German killed in Yemen
The Ministry of Foreign Affairs confirmed yesterday that a security official at its embassy in Yemen has been killed, but denied reports of an attempted kidnapping of its ambassador. “We must unfortunately confirm that a German security official who was employed at the embassy in Sana’a was killed in Yemen,” a ministry spokeswoman said in a statement about Sunday’s incident. An earlier report had said Ambassador Carola Mueller-Holtkemper had been the target of a failed kidnap attempt, but the ministry told reporters that she was outside of Yemen at the time. On Sunday, a Yemeni security official and witnesses said gunmen in a vehicle opened fire and shot dead the ambassador’s bodyguard as he was leaving a store in Hada District, where foreign embassies are located.

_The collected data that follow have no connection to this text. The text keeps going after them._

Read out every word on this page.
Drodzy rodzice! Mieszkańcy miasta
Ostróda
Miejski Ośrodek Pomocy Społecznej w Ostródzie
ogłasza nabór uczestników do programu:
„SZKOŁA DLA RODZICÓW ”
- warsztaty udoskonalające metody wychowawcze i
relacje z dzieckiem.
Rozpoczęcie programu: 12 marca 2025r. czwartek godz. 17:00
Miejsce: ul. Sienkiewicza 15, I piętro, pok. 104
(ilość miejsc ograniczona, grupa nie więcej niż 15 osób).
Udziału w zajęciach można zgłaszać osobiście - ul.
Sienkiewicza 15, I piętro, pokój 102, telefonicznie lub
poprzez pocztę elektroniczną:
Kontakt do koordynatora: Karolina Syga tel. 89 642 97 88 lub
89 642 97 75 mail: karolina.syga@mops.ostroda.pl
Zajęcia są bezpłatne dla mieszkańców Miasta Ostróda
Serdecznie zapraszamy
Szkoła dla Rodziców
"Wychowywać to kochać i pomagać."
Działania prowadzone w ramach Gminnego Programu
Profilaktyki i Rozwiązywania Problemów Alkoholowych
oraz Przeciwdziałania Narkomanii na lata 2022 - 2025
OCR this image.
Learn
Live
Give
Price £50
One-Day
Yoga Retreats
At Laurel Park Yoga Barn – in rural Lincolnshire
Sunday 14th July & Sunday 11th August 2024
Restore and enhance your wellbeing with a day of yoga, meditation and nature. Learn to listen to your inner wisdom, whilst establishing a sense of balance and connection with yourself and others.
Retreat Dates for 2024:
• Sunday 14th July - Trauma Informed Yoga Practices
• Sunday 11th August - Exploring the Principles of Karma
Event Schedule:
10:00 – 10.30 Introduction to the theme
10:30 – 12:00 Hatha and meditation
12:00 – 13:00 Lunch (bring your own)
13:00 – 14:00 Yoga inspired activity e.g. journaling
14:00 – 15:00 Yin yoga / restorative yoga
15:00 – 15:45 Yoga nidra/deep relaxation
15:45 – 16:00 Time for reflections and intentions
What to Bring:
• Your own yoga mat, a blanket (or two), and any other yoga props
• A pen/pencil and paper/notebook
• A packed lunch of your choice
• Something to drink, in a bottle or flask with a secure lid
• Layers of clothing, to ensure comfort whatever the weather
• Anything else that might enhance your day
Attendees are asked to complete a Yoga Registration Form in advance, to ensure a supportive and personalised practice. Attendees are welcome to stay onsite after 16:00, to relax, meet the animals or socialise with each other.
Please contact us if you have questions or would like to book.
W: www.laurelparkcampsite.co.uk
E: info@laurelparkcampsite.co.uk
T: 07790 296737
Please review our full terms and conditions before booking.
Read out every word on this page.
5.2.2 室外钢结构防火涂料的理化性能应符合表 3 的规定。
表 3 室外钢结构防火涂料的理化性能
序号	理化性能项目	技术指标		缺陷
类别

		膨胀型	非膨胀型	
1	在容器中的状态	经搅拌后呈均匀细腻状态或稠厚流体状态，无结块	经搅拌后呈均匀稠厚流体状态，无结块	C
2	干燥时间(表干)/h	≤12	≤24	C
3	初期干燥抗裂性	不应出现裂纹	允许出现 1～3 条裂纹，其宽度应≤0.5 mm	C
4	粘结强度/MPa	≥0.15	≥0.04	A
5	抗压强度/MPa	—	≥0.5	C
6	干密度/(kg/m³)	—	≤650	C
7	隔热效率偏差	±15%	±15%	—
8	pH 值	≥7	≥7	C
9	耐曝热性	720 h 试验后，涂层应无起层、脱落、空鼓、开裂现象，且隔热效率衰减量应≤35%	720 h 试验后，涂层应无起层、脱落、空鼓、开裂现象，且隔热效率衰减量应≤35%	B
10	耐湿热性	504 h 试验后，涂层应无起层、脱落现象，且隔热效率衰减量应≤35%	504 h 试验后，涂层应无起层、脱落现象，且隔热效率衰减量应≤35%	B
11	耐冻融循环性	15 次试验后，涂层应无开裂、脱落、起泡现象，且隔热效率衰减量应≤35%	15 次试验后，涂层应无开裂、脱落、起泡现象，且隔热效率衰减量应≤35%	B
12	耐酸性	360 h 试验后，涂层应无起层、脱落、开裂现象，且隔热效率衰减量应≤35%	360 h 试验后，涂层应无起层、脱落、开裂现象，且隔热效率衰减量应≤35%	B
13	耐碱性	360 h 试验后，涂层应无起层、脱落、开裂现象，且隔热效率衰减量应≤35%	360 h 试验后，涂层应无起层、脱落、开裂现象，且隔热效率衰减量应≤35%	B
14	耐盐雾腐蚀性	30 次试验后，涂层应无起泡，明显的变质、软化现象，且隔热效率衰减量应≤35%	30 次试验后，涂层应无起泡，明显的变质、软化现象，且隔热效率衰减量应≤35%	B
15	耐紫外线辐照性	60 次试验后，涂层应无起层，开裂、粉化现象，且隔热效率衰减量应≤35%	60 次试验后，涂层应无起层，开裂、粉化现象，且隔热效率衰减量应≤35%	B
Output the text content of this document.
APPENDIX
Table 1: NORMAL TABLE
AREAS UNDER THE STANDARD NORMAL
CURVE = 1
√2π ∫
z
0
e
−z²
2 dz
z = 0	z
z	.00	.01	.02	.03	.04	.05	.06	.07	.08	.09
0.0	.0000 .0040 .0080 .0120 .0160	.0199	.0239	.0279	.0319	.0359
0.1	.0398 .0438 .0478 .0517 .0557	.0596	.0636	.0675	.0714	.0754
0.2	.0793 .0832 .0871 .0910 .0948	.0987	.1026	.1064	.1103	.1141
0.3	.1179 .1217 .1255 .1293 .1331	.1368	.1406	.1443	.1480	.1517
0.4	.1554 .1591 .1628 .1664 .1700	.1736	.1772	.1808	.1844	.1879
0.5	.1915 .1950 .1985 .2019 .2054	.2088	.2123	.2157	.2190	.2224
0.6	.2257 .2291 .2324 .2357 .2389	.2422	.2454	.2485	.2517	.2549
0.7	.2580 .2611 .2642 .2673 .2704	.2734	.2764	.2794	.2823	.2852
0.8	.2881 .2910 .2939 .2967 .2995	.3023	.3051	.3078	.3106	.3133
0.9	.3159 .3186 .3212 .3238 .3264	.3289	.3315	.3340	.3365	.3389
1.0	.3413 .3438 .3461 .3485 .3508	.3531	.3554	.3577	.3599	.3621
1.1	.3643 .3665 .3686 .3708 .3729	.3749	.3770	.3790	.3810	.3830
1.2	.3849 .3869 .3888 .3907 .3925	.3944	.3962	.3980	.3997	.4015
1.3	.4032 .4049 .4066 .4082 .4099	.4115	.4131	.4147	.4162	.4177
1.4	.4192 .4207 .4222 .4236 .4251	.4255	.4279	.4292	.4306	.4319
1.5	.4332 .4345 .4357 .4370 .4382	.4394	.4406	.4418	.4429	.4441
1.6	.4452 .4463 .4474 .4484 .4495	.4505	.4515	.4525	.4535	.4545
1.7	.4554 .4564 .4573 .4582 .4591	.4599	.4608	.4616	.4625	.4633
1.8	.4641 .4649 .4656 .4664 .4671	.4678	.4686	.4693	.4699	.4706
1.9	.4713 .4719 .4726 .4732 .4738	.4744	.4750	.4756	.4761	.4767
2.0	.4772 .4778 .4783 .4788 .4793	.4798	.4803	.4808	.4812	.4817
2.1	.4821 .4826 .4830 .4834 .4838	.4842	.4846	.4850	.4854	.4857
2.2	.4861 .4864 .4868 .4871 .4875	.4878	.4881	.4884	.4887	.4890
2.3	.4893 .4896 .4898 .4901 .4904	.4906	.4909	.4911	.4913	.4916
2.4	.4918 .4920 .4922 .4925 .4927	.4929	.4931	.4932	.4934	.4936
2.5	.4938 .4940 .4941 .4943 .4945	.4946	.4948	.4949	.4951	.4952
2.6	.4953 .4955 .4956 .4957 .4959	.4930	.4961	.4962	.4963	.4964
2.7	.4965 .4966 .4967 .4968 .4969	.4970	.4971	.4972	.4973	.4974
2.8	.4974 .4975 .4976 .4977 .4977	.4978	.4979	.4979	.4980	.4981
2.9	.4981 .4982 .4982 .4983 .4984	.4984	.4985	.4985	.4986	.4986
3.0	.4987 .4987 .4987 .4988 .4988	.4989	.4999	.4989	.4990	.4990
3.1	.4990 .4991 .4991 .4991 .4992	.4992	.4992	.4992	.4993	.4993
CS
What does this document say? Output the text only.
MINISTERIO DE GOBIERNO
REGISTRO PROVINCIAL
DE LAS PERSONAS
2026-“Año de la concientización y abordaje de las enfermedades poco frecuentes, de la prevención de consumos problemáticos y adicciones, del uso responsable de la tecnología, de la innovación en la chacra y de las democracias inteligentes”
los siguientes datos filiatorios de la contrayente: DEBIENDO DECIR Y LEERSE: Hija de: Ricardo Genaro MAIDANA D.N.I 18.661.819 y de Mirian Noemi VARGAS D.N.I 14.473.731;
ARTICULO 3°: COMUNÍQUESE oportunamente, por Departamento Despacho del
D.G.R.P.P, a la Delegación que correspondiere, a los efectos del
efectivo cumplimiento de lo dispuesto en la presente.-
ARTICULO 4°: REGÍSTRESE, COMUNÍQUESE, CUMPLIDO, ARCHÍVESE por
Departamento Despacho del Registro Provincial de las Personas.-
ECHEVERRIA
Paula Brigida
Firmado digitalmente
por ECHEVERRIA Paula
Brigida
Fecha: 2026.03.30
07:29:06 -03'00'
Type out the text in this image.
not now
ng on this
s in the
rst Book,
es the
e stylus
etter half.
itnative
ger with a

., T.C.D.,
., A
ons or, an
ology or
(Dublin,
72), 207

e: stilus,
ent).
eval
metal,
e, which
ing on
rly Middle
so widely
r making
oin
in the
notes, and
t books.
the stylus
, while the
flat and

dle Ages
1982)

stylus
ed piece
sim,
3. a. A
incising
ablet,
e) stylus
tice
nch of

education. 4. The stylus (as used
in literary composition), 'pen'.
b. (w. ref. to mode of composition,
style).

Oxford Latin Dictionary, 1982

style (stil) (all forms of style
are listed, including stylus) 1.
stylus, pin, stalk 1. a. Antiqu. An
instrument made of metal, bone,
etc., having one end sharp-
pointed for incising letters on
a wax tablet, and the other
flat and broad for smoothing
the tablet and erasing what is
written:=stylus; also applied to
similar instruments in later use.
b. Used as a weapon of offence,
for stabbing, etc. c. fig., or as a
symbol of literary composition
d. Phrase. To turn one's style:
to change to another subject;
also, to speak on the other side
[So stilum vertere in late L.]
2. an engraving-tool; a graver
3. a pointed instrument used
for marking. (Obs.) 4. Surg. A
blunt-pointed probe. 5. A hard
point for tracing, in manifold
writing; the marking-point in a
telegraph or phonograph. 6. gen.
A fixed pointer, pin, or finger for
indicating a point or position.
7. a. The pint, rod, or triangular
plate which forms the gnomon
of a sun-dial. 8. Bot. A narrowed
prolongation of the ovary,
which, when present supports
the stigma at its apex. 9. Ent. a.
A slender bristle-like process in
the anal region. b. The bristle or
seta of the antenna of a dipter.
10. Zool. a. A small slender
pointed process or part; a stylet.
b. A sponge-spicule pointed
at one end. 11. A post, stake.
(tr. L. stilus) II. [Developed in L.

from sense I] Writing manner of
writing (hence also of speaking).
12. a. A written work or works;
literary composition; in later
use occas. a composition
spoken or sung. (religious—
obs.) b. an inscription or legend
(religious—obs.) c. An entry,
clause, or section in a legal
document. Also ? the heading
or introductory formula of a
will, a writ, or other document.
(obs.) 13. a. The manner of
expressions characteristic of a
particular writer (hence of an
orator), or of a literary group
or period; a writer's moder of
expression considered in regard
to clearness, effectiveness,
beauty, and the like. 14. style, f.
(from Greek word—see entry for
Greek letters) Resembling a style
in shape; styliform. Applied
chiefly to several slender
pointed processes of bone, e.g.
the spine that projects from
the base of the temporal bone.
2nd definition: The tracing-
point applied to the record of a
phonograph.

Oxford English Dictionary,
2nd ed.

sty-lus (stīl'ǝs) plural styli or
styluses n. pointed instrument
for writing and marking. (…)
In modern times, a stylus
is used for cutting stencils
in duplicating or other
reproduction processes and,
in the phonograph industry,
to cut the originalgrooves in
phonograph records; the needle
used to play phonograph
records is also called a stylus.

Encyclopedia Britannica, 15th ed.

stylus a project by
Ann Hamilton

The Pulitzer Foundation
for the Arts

Dozens killed by lightning
At least 32 people, including nine children, were killed over the weekend by lightning strikes in the eastern Bihar and Jharkhand states, officials said yesterday. “About 24 people, including seven children, were killed Saturday and Sunday by bolts of lightning across Bihar,” Bihar State Minister of Disaster Management Renu Kumari Kushwaha said. In Jharkhand, eight people died, including two children, said Puran Mahto, an official in Dhanbad District. Although lightning strikes during the June-to-October monsoon season are common, the weekend toll was unusually high.
Opposition TV station burned
Unidentified attackers set fire to the main pro-opposition television network yesterday ahead of a crucial court ruling on whether suspended presidential elections should go ahead, officials said. At least six men stormed the offices of the Raajje television network in a pre-dawn attack and set fire to equipment after assaulting an unarmed guard. “All broadcast equipment, transmission equipment, computer systems fully burnt and destroyed,” the station said on its Twitter feed. The police force, which has been accused of heavy-handed tactics when dealing with protesters demanding elections in recent weeks, said they were treating the incident as an arson attack. The country has been wracked by occasionally violent protests since Sept. 23, when the Supreme Court suspended a run-off election for which former president Mohamed Nasheed was the frontrunner.